The World Bank has revised Thailand’s growth outlook for 2025 to 2% as major concerns over the trade tariffs earlier this year have begun to subside. However, new challenges are within sight as political uncertainties could slow down growth in the country.

Since the beginning of this year, the global economy, including the economies of Southeast Asian countries, has faced various challenges. The biggest challenge, however, comes from the U.S. raising customs tariffs.

Most recently, on October 7, Mr. Aaditya Mattoo, Chief Economist for East Asia and Pacific at the World Bank, stated at a press briefing regarding the “East Asia and Pacific Economic Update” report for October 2025 that over the past three decades, the economies of East Asia and the Pacific have experienced rapid growth. However, this growth is now showing a downward trend.
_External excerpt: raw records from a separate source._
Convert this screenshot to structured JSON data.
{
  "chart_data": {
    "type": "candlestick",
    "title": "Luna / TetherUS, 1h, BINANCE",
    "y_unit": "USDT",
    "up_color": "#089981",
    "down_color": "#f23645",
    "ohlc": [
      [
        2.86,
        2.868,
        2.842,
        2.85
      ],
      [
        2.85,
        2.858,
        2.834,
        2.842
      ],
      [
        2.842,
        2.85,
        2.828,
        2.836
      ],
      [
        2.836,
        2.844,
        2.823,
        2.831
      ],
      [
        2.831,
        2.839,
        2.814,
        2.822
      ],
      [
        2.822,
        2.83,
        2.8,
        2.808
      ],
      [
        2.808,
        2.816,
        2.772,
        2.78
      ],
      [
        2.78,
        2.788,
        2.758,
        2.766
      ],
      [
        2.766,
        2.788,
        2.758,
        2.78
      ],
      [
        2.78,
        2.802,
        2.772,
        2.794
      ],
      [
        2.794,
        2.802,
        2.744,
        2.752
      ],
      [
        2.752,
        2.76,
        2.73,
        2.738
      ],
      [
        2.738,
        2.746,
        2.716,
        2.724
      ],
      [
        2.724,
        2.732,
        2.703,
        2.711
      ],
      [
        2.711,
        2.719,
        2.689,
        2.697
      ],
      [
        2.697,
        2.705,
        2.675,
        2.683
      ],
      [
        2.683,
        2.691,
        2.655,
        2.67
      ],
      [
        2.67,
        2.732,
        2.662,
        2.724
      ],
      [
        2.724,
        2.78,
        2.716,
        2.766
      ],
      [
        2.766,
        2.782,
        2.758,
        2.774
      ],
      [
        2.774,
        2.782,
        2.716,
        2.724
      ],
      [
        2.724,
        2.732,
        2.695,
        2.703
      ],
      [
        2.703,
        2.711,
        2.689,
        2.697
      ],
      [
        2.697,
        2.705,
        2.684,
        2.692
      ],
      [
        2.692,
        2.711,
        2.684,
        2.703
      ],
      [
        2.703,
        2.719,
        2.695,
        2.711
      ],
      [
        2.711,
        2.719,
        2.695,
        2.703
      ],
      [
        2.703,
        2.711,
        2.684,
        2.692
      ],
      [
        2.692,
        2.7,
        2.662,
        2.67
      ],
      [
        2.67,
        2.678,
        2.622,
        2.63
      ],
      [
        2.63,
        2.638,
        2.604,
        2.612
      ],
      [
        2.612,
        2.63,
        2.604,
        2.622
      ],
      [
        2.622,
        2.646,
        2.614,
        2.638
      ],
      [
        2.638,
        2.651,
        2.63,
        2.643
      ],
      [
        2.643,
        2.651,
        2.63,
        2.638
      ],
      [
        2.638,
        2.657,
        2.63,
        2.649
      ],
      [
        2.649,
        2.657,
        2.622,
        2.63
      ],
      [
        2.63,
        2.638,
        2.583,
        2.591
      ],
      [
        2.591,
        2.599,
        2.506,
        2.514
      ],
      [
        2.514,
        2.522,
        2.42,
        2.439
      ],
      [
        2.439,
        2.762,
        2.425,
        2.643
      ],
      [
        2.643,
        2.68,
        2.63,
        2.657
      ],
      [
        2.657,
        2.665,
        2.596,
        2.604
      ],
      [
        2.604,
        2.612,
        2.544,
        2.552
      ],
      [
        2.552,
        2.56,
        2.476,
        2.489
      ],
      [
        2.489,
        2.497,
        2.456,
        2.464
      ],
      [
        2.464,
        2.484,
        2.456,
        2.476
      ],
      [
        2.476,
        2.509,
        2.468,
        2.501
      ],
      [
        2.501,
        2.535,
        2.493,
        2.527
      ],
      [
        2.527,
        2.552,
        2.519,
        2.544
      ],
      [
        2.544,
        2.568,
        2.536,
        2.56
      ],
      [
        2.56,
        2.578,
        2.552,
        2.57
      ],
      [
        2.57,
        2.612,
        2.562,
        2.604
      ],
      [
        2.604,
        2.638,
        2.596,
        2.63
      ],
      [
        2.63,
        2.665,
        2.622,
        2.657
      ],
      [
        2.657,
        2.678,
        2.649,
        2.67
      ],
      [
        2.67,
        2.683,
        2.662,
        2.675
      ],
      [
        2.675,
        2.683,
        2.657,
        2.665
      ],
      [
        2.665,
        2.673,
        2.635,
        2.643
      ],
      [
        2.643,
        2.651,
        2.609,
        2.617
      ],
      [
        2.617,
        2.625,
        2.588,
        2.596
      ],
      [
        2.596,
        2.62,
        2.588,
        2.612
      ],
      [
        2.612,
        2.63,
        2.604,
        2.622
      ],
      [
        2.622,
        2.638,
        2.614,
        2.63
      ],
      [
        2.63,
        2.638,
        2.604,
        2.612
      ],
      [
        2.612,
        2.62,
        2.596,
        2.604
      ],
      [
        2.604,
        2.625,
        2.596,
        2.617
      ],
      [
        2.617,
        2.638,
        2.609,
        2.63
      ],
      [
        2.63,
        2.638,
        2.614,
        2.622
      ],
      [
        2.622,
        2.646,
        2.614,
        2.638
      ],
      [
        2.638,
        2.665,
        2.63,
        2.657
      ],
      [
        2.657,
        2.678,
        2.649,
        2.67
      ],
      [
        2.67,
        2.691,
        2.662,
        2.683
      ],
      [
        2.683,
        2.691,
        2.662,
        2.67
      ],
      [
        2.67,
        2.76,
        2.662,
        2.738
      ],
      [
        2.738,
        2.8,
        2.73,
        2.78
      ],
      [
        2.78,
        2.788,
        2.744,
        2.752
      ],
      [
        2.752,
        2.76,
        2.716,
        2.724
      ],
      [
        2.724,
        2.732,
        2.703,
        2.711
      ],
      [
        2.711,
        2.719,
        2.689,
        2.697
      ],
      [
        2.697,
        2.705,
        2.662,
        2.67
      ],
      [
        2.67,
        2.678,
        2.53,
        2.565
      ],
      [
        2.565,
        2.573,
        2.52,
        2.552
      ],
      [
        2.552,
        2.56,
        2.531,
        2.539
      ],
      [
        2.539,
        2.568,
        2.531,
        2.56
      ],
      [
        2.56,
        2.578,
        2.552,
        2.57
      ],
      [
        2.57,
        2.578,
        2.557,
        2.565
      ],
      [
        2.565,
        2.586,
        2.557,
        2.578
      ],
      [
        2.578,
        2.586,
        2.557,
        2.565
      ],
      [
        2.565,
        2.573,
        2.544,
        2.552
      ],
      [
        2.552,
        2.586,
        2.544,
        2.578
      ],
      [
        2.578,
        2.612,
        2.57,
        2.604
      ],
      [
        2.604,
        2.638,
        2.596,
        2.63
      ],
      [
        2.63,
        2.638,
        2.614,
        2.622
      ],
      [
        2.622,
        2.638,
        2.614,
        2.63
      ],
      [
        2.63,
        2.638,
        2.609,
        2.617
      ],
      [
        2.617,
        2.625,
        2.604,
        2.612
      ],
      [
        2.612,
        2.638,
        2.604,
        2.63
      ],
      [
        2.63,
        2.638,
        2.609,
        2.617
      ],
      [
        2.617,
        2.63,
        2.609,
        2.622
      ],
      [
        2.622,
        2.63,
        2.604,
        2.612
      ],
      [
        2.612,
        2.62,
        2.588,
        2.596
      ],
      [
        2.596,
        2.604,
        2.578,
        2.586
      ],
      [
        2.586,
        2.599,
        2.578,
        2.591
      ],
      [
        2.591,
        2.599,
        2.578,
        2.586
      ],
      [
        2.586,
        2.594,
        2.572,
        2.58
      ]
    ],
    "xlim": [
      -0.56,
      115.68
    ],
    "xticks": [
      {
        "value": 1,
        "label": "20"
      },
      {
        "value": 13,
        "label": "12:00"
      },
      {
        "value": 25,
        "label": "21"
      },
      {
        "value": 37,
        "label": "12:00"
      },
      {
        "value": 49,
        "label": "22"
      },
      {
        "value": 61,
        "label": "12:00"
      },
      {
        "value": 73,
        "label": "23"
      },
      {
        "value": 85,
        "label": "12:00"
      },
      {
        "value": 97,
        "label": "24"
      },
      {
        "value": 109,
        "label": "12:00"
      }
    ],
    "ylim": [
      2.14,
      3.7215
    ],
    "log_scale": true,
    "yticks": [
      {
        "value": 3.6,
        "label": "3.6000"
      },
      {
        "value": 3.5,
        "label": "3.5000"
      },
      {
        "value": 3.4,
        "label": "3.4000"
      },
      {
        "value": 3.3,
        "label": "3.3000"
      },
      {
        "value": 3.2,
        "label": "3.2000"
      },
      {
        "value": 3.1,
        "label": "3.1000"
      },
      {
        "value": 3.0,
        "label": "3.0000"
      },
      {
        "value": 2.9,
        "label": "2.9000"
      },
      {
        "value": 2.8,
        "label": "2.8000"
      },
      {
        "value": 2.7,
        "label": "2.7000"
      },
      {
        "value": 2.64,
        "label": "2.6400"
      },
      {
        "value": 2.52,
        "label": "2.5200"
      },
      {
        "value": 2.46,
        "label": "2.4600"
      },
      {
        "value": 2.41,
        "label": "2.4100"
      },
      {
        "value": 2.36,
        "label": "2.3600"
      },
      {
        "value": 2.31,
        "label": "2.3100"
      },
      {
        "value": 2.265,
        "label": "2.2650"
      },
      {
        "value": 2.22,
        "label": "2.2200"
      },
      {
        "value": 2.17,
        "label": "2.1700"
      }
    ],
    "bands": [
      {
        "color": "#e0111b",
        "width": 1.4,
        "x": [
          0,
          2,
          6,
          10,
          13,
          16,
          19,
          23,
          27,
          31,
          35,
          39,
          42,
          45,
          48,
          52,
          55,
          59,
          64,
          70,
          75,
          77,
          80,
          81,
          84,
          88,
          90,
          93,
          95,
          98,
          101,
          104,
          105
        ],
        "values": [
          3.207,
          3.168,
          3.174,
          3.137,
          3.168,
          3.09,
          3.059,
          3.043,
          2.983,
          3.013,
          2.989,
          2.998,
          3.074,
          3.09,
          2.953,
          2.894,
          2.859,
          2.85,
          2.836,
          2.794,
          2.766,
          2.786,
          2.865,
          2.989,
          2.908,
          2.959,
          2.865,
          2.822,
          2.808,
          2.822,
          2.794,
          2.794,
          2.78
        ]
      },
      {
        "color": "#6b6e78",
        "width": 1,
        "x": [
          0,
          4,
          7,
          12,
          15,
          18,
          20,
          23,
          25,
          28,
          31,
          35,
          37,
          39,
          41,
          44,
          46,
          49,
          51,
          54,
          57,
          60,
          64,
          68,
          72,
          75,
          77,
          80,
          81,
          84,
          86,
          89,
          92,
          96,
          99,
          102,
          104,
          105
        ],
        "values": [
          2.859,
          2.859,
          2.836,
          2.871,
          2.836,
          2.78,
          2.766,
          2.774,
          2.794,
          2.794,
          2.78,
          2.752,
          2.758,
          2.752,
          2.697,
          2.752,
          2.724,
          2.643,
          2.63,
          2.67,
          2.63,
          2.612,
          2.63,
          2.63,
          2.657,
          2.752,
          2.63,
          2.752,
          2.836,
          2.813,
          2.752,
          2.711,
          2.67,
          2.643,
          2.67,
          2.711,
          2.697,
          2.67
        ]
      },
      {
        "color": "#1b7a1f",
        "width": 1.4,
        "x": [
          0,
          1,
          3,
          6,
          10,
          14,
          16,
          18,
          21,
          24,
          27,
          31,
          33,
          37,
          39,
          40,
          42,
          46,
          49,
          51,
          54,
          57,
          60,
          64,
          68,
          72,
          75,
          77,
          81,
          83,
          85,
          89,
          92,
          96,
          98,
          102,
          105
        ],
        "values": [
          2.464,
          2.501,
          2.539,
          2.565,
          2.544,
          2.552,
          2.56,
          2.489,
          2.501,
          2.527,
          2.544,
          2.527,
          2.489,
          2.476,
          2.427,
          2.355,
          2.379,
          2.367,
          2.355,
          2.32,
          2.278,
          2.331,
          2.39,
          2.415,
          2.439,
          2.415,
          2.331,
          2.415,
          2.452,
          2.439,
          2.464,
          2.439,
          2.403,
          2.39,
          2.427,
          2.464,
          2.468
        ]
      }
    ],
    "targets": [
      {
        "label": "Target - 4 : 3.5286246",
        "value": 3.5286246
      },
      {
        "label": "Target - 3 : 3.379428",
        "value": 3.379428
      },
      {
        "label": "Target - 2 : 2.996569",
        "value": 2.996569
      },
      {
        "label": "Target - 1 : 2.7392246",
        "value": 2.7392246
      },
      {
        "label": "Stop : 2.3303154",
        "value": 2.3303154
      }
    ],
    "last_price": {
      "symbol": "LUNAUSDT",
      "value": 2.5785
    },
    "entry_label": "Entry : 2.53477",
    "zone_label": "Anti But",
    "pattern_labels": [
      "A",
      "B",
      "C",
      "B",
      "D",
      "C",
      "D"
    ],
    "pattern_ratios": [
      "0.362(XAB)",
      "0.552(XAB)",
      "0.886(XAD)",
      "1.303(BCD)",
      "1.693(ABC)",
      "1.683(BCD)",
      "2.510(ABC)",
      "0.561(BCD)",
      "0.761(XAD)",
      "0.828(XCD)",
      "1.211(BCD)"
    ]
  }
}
For this year, growth is projected at 4.8%, and only 4.3% next year, dropping from 5.0% last year.

Particularly, among the five largest economies in ASEAN (ASEAN-5)—Indonesia, Malaysia, the Philippines, Singapore, and Thailand—growth is expected to be 4.6% this year and 4.5% next year, clearly lower than in 2024.

For Thailand, however, economic growth (GDP) is projected to reach 2% in 2025 and 1.8% next year, an upward revision from the previous forecast in the July report, which expected growth for the entire 2025 to be only 1.8%. However, the report also notes that political uncertainty might slow down public spending and overall investment.